4. How is European Aeronautics Doing?
European airspace copes with an unprecedented number of passengers. In the defence field European aerospace products are used around the world for the protection and security of nations. The nations of Europe have an unrivalled ability to mount successful international collaborative projects on the most advanced technology-based products, civil as well as in defence.
It has created, in Airbus Industrie, a world leading supplier, this year outselling the USA in large airliners, and European world-class capabilities in its engine and equipment sectors.
In research the European Union Framework Programmes for aeronautics have grown in importance and improved in focus and delivery leading to the inclusion of aeronautics as a "Key Action" in the 5th Framework Programme. An important new approach was the introduction of large-scale integration projects. This Programme has had significant practical influence on the positioning of the national civil aeronautics programmes.
Aeronautics has been able to support European economic growth while implementing dramatic reductions in noise and fuel consumption. Noise outside the airport confines is now similar to that of motorway traffic. Over the past 20 years aircraft fuel consumption per flight has been reduced by 30-40%.

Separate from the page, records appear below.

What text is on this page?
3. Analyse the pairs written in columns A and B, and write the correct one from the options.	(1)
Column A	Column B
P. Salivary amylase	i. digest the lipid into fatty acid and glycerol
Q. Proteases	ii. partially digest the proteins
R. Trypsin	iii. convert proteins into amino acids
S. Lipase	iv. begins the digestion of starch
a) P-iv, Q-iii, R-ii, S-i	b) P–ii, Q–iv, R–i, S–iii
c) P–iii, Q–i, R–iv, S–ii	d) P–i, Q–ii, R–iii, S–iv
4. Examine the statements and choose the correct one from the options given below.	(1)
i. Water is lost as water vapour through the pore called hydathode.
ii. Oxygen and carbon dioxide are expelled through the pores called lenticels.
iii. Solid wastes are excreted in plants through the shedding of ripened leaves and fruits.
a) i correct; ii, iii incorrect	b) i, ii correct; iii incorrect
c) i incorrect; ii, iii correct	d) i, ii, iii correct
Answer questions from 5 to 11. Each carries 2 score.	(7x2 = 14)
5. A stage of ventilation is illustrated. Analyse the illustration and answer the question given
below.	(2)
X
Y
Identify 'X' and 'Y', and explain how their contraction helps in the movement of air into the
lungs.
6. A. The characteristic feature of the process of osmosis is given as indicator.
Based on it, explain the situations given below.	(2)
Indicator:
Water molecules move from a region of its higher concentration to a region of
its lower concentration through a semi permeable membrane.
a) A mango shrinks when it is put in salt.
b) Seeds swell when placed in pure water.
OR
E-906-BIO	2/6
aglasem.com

The market for aeronautical products is global - every customer in the world can find competitive products vying for orders. The biggest players by a long way are Europe and the USA. Competition is fierce between them.
Both have a large and talented workforce. Both had many successes in the first century of aeronautics. But the USA has a strategy - a determination to dominate in aerospace - and it signals this on every world stage. NASA has no parallel in Europe. Boeing, America's major aerospace company, has a civil turnover nearly 3 times that of Airbus Industrie. The US Administration has a record of sustained support to its aerospace industry.
American unified public funding for aeronautics far surpasses Europe's combined investment, which is itself fragmented around the nations of the EU. Europe has no clear, coherent strategy for continued success. More rational funding for research and technology must be seen as a key element of a European aeronautics policy.
Despite these factors Europe now competes head to head in large aircraft, in aero engines and in equipment.